WHILE supporters of independence may have been waiting impatiently for this week's White Paper, their hunger is nothing compared to that of the No camp, who have been salivating indecently for a year.

As Blair McDougall, chief executive of Better Together put it in June, his outfit has been straining to "test its credibility", by which he means putting all 670 pages under the microscope in the search for flaws.

Indeed, a special "war room" has been set up in Edinburgh in which staff will rake through every line to unearth errors to be given the foghorn treatment by Better Together and the unionist parties.

On the other side, one obvious drawback for the SNP is that the White Paper sets the SNP's position in stone for the 10 months between now and the referendum, and so takes on the weight of holy writ.

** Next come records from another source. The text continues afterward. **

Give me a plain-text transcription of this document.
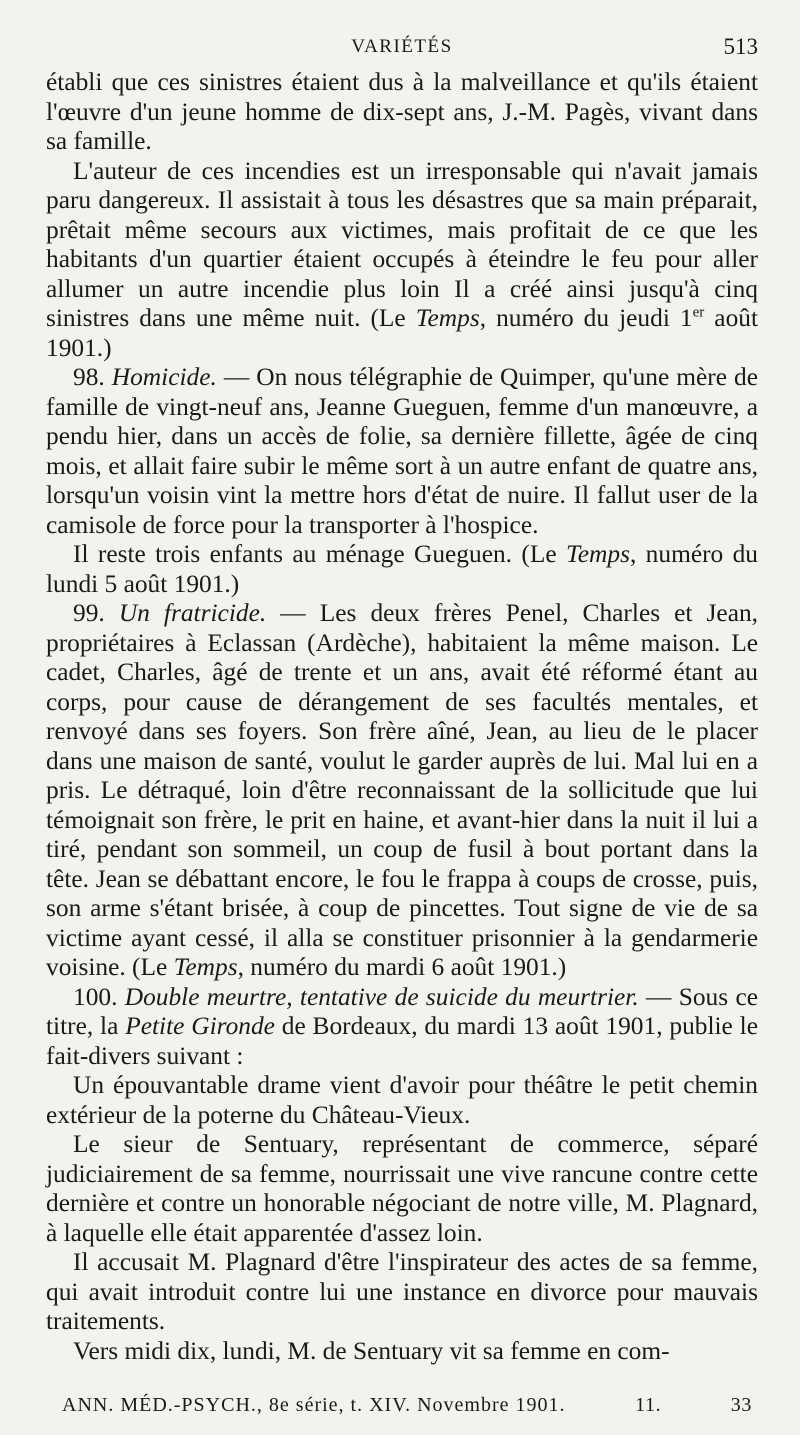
VARIÉTÉS	513

établi que ces sinistres étaient dus à la malveillance et qu'ils étaient l'œuvre d'un jeune homme de dix-sept ans, J.-M. Pagès, vivant dans sa famille.

L'auteur de ces incendies est un irresponsable qui n'avait jamais paru dangereux. Il assistait à tous les désastres que sa main préparait, prêtait même secours aux victimes, mais profitait de ce que les habitants d'un quartier étaient occupés à éteindre le feu pour aller allumer un autre incendie plus loin Il a créé ainsi jusqu'à cinq sinistres dans une même nuit. (Le Temps, numéro du jeudi 1er août 1901.)

98. Homicide. — On nous télégraphie de Quimper, qu'une mère de famille de vingt-neuf ans, Jeanne Gueguen, femme d'un manœuvre, a pendu hier, dans un accès de folie, sa dernière fillette, âgée de cinq mois, et allait faire subir le même sort à un autre enfant de quatre ans, lorsqu'un voisin vint la mettre hors d'état de nuire. Il fallut user de la camisole de force pour la transporter à l'hospice.

Il reste trois enfants au ménage Gueguen. (Le Temps, numéro du lundi 5 août 1901.)

99. Un fratricide. — Les deux frères Penel, Charles et Jean, propriétaires à Eclassan (Ardèche), habitaient la même maison. Le cadet, Charles, âgé de trente et un ans, avait été réformé étant au corps, pour cause de dérangement de ses facultés mentales, et renvoyé dans ses foyers. Son frère aîné, Jean, au lieu de le placer dans une maison de santé, voulut le garder auprès de lui. Mal lui en a pris. Le détraqué, loin d'être reconnaissant de la sollicitude que lui témoignait son frère, le prit en haine, et avant-hier dans la nuit il lui a tiré, pendant son sommeil, un coup de fusil à bout portant dans la tête. Jean se débattant encore, le fou le frappa à coups de crosse, puis, son arme s'étant brisée, à coup de pincettes. Tout signe de vie de sa victime ayant cessé, il alla se constituer prisonnier à la gendarmerie voisine. (Le Temps, numéro du mardi 6 août 1901.)

100. Double meurtre, tentative de suicide du meurtrier. — Sous ce titre, la Petite Gironde de Bordeaux, du mardi 13 août 1901, publie le fait-divers suivant :

Un épouvantable drame vient d'avoir pour théâtre le petit chemin extérieur de la poterne du Château-Vieux.

Le sieur de Sentuary, représentant de commerce, séparé judiciairement de sa femme, nourrissait une vive rancune contre cette dernière et contre un honorable négociant de notre ville, M. Plagnard, à laquelle elle était apparentée d'assez loin.

Il accusait M. Plagnard d'être l'inspirateur des actes de sa femme, qui avait introduit contre lui une instance en divorce pour mauvais traitements.

Vers midi dix, lundi, M. de Sentuary vit sa femme en com-

ANN. MÉD.-PSYCH., 8e série, t. XIV. Novembre 1901.	11.	33
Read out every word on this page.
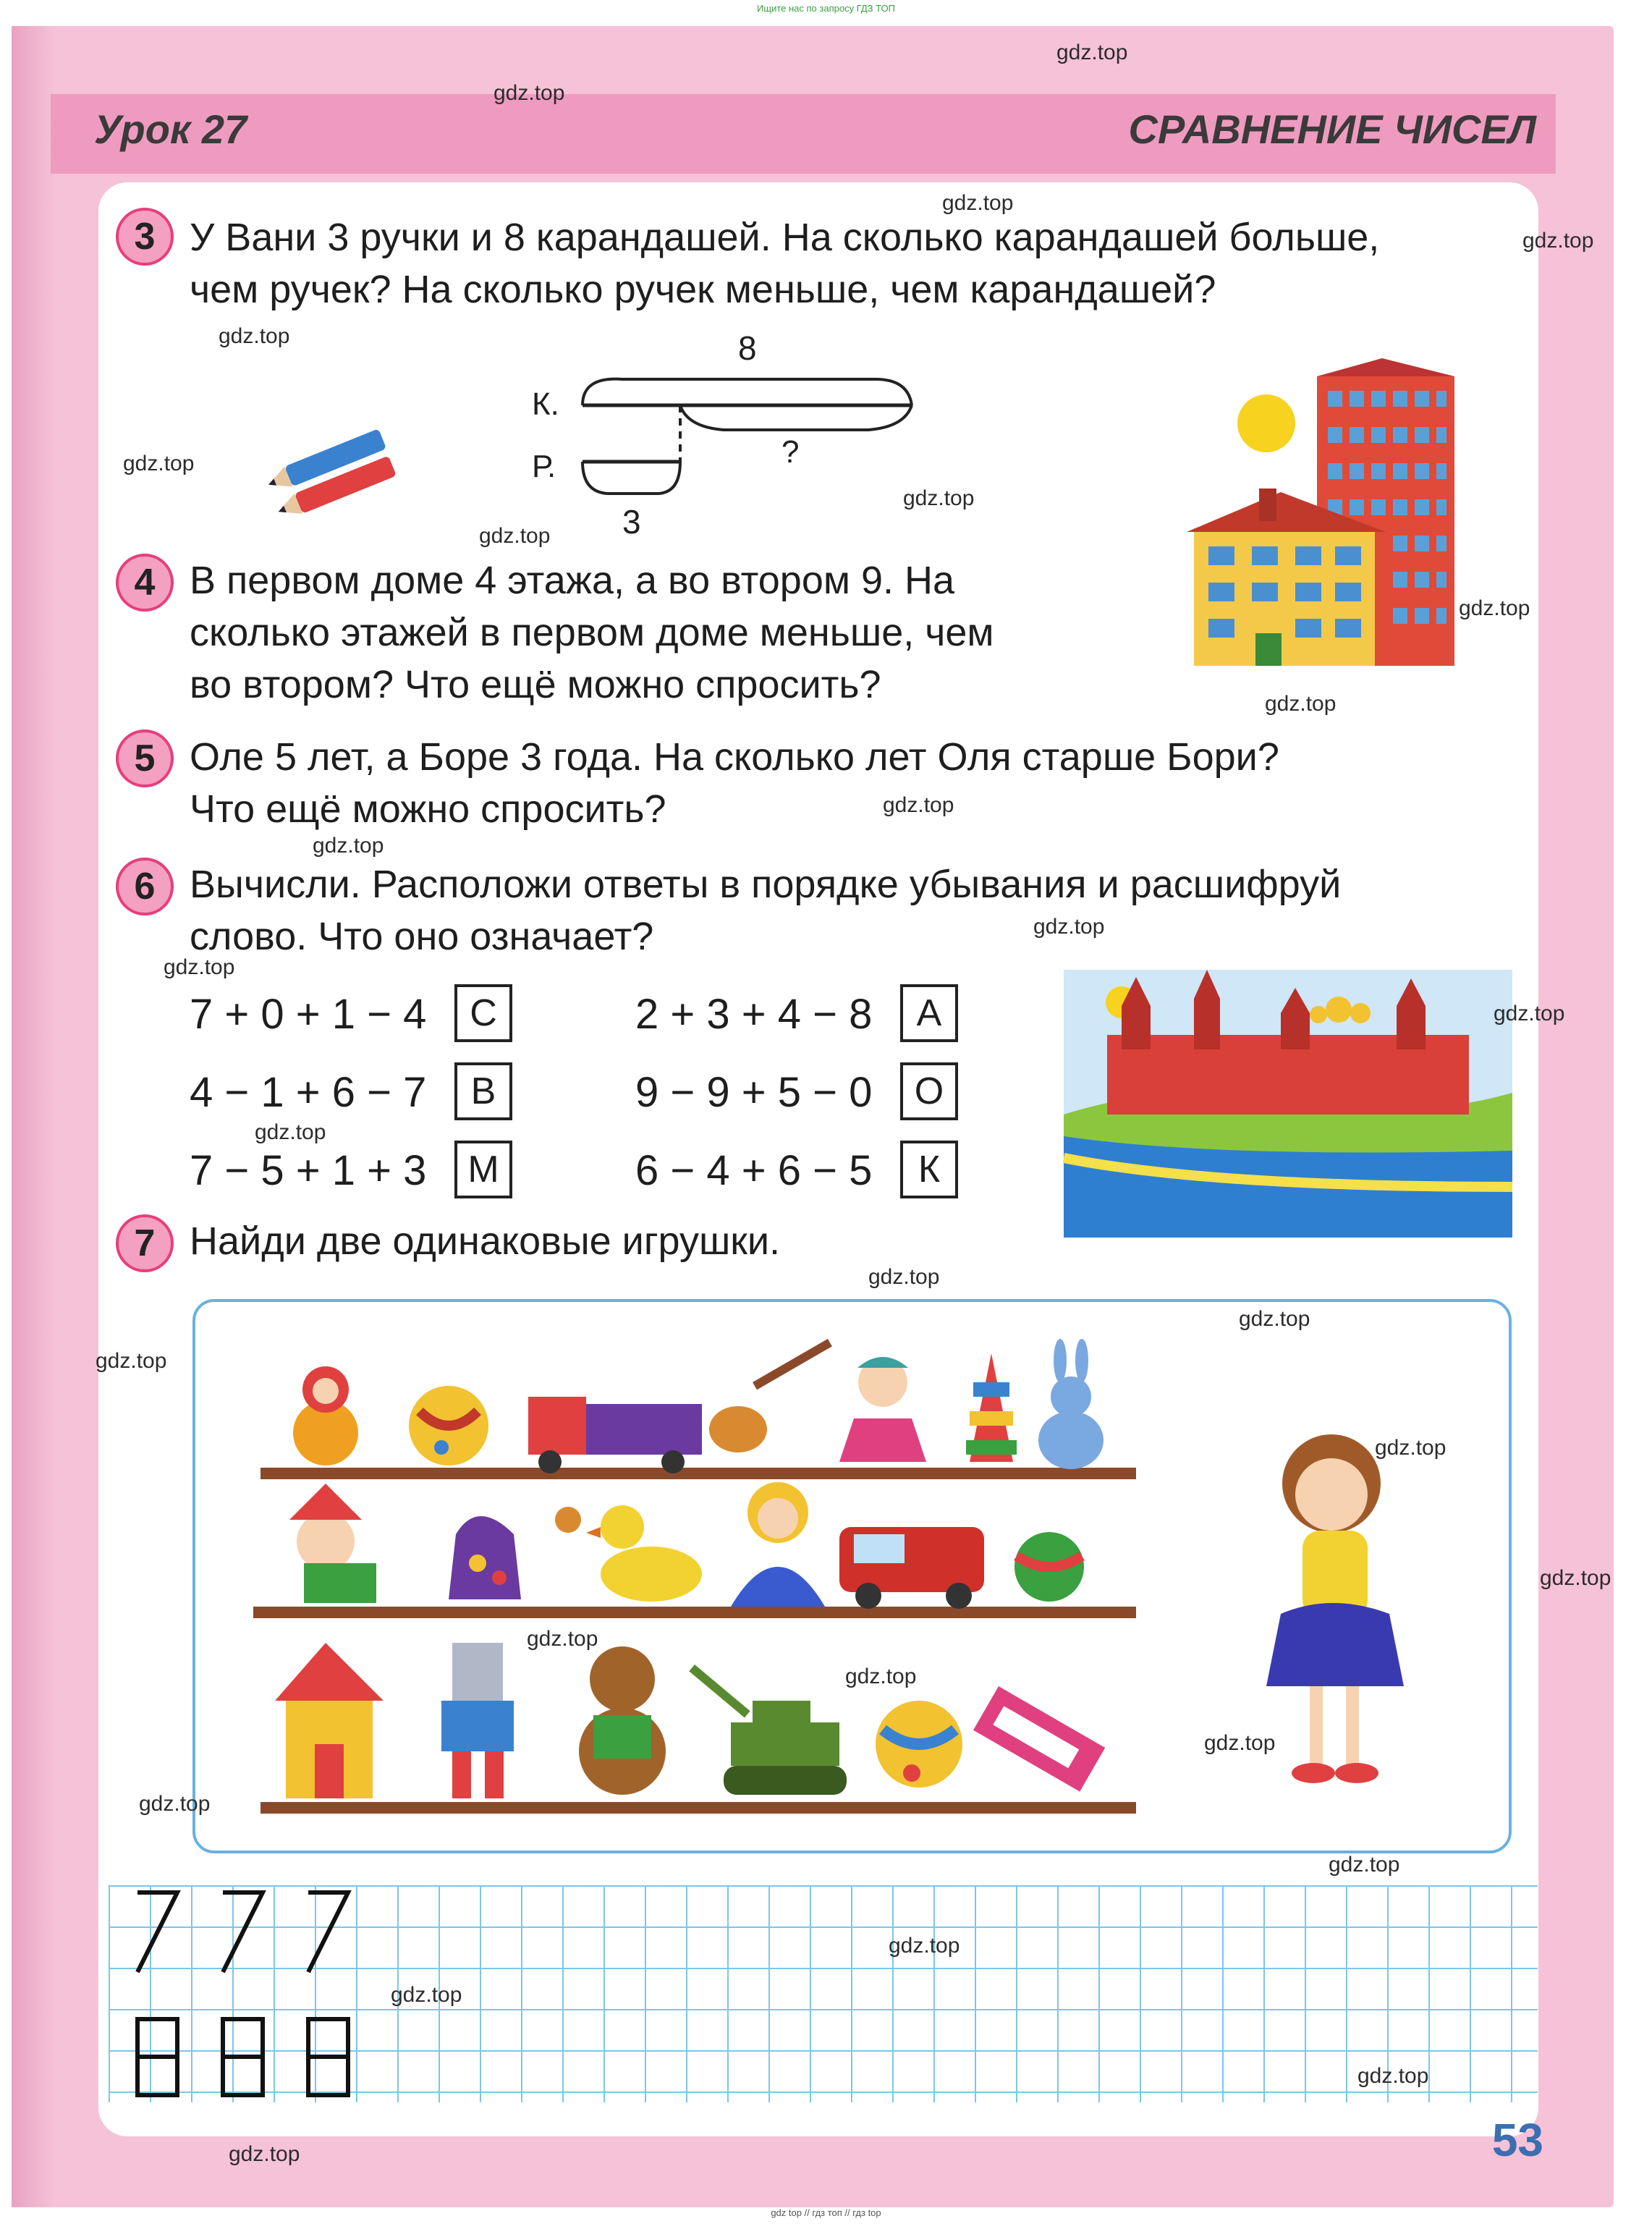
Ищите нас по запросу ГДЗ ТОП
Урок 27	СРАВНЕНИЕ ЧИСЕЛ
3 У Вани 3 ручки и 8 карандашей. На сколько карандашей больше,
чем ручек? На сколько ручек меньше, чем карандашей?
8
К.
Р.	?
3
4 В первом доме 4 этажа, а во втором 9. На
сколько этажей в первом доме меньше, чем
во втором? Что ещё можно спросить?
5 Оле 5 лет, а Боре 3 года. На сколько лет Оля старше Бори?
Что ещё можно спросить?
6 Вычисли. Расположи ответы в порядке убывания и расшифруй
слово. Что оно означает?
7 + 0 + 1 − 4	С	2 + 3 + 4 − 8	А
4 − 1 + 6 − 7	В	9 − 9 + 5 − 0	О
7 − 5 + 1 + 3	М	6 − 4 + 6 − 5	К
7 Найди две одинаковые игрушки.
53
gdz.top
gdz.top
gdz.top
gdz.top
gdz.top
gdz.top
gdz.top
gdz.top
gdz.top
gdz.top
gdz.top
gdz.top
gdz.top
gdz.top
gdz.top
gdz.top
gdz.top
gdz.top
gdz.top
gdz.top
gdz.top
gdz.top
gdz.top
gdz.top
gdz.top
gdz.top
gdz.top
gdz.top
gdz.top
gdz.top
gdz top // гдз топ // гдз top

If the Government deviates from its contents, opponents will pounce and declare the whole document - and by extension independence - unsound. Alex Salmond's plan is highly susceptible to that bane of every politician: events.

The unionist parties will also try to undermine the SNP by rearranging the UK's economic furniture enough to ensure aspects of the White Paper are overtaken by manufactured events, making it out of date.

The spring 2014 Budget has been identified as offering a prime opportunity for such sabotage. "George Osborne is very political," said one senior LibDem. "He'll have an eye on the White Paper and on independence. I'm sure he'll do something in the Budget which could throw a spanner in the works."

Another attack line is that a large chunk of the White Paper is, in effect, the SNP's election manifesto. But governments don't publish manifestos and taxpayers don't pay for them - they're left to parties. Unionists, therefore, intend to harp on the White Paper as a waste of public money and an abuse of power: at least 20,000 SNP wish-lists paid for by you and me.

Moreover, inserting long-range policy commitments leaves the SNP open to questions of affordability and making promises in the dark.

A more subtle assault will come at Holyrood, where reserved issues are usually off-limits but unionists will bypass constraints by starting questions with the formula, "With reference to the Scottish Government White Paper", in order to flood ministers with queries about all aspects of a post-Yes Scotland. This week's bombardment is just the start.

l Independence could destroy some final salary pension schemes, Better Together claimed last night. Citing the Pensions Protection Fund, the UK lifeboat for defined benefit schemes, the No campaign said the White Paper must address the issue. The Fund considered independence a "high risk" that could mean "more schemes going bust" as a result of EU cross-border rules on funding.